Emergono anche, dall’altro lato, profili di razionalità rispetto al complessivo sistema del diritto penale dell’economia. Infatti, le nuove norme nascono nell’ambito di una legge volta al contrasto della corruzione e della criminalità organizzata e quindi dell’economia sommersa e illecita: ora, la formazione di provviste cosidette riservate (vulgo: nere), prodromiche alla corruzione, avviene solitamente con meccanismi che hanno a che vedere non tanto con le valutazioni delle poste di bilancio, quanto piuttosto con l’esposizione di fatti materiali non rispondenti al vero, quali – ad esempio – l’emissione/utilizzazione di fatture per operazioni inesistenti. Punendo il falso valutativo si rischia di colpire penalmente le società che svolgono una regolare e fisiologica attività economica, più che la patologia del sistema economico.
In questo quadro, non è affatto incoerente il testo dell’articolo 2638 Codice civile che punisce l’«Ostacolo alle funzioni delle Autorità di vigilanza». È vero che tale norma menziona i fatti materiali «ancorché oggetto di valutazioni», ma si tratta di una disposizione che ha struttura e dimensioni di tutela molto diversi. Protegge le funzioni delle Autorità di vigilanza, le quali esigono dai vigilati innanzi tutto lealtà e rispetto delle regole amministrative dettate dalle stesse Autorità e poi richiedono un ben più ampio ventaglio di informazioni rispetto alle esigenze proprie dei destinatari del bilancio. Tant’è vero che i possibili autori del reato sono, in genere, coloro che sono tenuti ad obblighi nei confronti delle Autorità (fra cui le persone fisiche); inoltre, la falsità può essere contenuta in un ampio novero di comunicazioni, previste o imposte non solo dalla legge ma anche dalla normativa regolamentare di vigilanza adottata “in base” alla legge.
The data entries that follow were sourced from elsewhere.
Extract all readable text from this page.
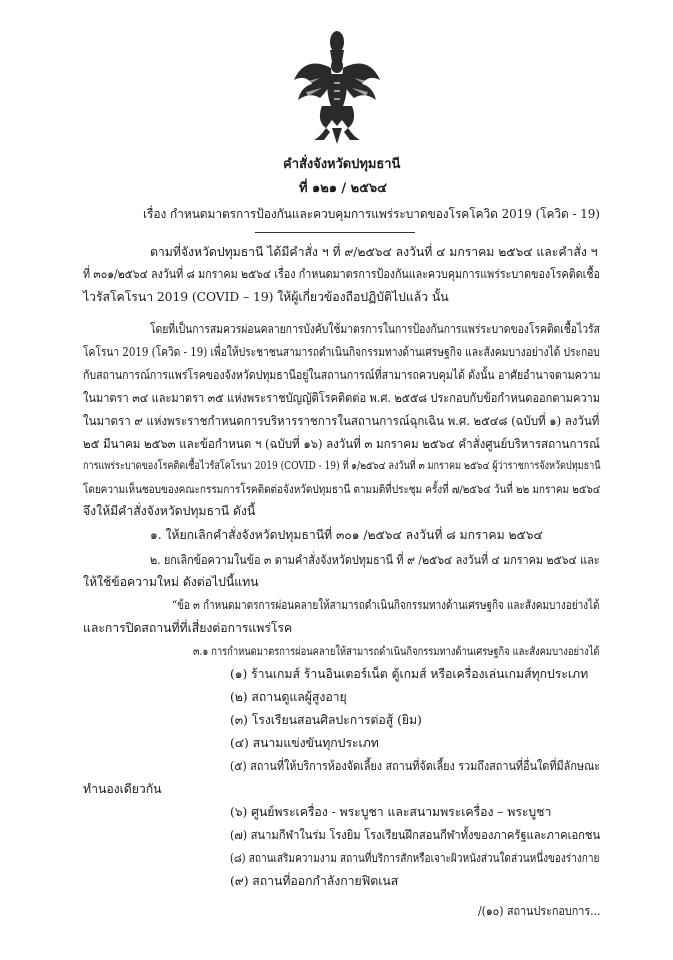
คำสั่งจังหวัดปทุมธานี
ที่ ๑๒๑ / ๒๕๖๔
เรื่อง กำหนดมาตรการป้องกันและควบคุมการแพร่ระบาดของโรคโควิด 2019 (โควิด - 19)
ตามที่จังหวัดปทุมธานี ได้มีคำสั่ง ฯ ที่ ๙/๒๕๖๔ ลงวันที่ ๔ มกราคม ๒๕๖๔ และคำสั่ง ฯ
ที่ ๓๐๑/๒๕๖๔ ลงวันที่ ๘ มกราคม ๒๕๖๔ เรื่อง กำหนดมาตรการป้องกันและควบคุมการแพร่ระบาดของโรคติดเชื้อ
ไวรัสโคโรนา 2019 (COVID – 19) ให้ผู้เกี่ยวข้องถือปฏิบัติไปแล้ว นั้น
โดยที่เป็นการสมควรผ่อนคลายการบังคับใช้มาตรการในการป้องกันการแพร่ระบาดของโรคติดเชื้อไวรัส
โคโรนา 2019 (โควิด - 19) เพื่อให้ประชาชนสามารถดำเนินกิจกรรมทางด้านเศรษฐกิจ และสังคมบางอย่างได้ ประกอบ
กับสถานการณ์การแพร่โรคของจังหวัดปทุมธานีอยู่ในสถานการณ์ที่สามารถควบคุมได้ ดังนั้น อาศัยอำนาจตามความ
ในมาตรา ๓๔ และมาตรา ๓๕ แห่งพระราชบัญญัติโรคติดต่อ พ.ศ. ๒๕๕๘ ประกอบกับข้อกำหนดออกตามความ
ในมาตรา ๙ แห่งพระราชกำหนดการบริหารราชการในสถานการณ์ฉุกเฉิน พ.ศ. ๒๕๔๘ (ฉบับที่ ๑) ลงวันที่
๒๕ มีนาคม ๒๕๖๓ และข้อกำหนด ฯ (ฉบับที่ ๑๖) ลงวันที่ ๓ มกราคม ๒๕๖๔ คำสั่งศูนย์บริหารสถานการณ์
การแพร่ระบาดของโรคติดเชื้อไวรัสโคโรนา 2019 (COVID - 19) ที่ ๑/๒๕๖๔ ลงวันที่ ๓ มกราคม ๒๕๖๔ ผู้ว่าราชการจังหวัดปทุมธานี
โดยความเห็นชอบของคณะกรรมการโรคติดต่อจังหวัดปทุมธานี ตามมติที่ประชุม ครั้งที่ ๗/๒๕๖๔ วันที่ ๒๒ มกราคม ๒๕๖๔
จึงให้มีคำสั่งจังหวัดปทุมธานี ดังนี้
๑. ให้ยกเลิกคำสั่งจังหวัดปทุมธานีที่ ๓๐๑ /๒๕๖๔ ลงวันที่ ๘ มกราคม ๒๕๖๔
๒. ยกเลิกข้อความในข้อ ๓ ตามคำสั่งจังหวัดปทุมธานี ที่ ๙ /๒๕๖๔ ลงวันที่ ๔ มกราคม ๒๕๖๔ และ
ให้ใช้ข้อความใหม่ ดังต่อไปนี้แทน
“ข้อ ๓ กำหนดมาตรการผ่อนคลายให้สามารถดำเนินกิจกรรมทางด้านเศรษฐกิจ และสังคมบางอย่างได้
และการปิดสถานที่ที่เสี่ยงต่อการแพร่โรค
๓.๑ การกำหนดมาตรการผ่อนคลายให้สามารถดำเนินกิจกรรมทางด้านเศรษฐกิจ และสังคมบางอย่างได้
(๑) ร้านเกมส์ ร้านอินเตอร์เน็ต ตู้เกมส์ หรือเครื่องเล่นเกมส์ทุกประเภท
(๒) สถานดูแลผู้สูงอายุ
(๓) โรงเรียนสอนศิลปะการต่อสู้ (ยิม)
(๔) สนามแข่งขันทุกประเภท
(๕) สถานที่ให้บริการห้องจัดเลี้ยง สถานที่จัดเลี้ยง รวมถึงสถานที่อื่นใดที่มีลักษณะ
ทำนองเดียวกัน
(๖) ศูนย์พระเครื่อง - พระบูชา และสนามพระเครื่อง – พระบูชา
(๗) สนามกีฬาในร่ม โรงยิม โรงเรียนฝึกสอนกีฬาทั้งของภาครัฐและภาคเอกชน
(๘) สถานเสริมความงาม สถานที่บริการสักหรือเจาะผิวหนังส่วนใดส่วนหนึ่งของร่างกาย
(๙) สถานที่ออกกำลังกายฟิตเนส
/(๑๐) สถานประกอบการ...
Infine, l’esclusione delle valutazioni dall’ambito della punibilità, con il correlato recupero di certezza penale, si presenta coerente – a livello di sistema – con altri rami del diritto penale dell’economia. Si pensi alle recenti riforme che hanno statuito la non punibilità della fumosa figura dell’abuso del diritto (decreto legislativo 128/2015) e l’abbandono, a proposito degli elementi passivi indicati nelle dichiarazioni fiscali, dell’incerto aggettivo fittizi (comprensivo anche dei costi sì esistenti storicamente, ma fiscalmente non deducibili), sostituendolo con la ben più precisa nozione di inesistenti (quindi non sussistenti nella realtà storica) di cui al decreto legislativo 158/2015. Segno della volontà, certamente consapevole, del legislatore di depurare le fattispecie del diritto penale dell’economia da elementi normativi e valutativi, ancorandole invece a dati solidi e materiali, dotati di un sicuro sostrato naturalistico e oggettivamente verificabili dal Giudice.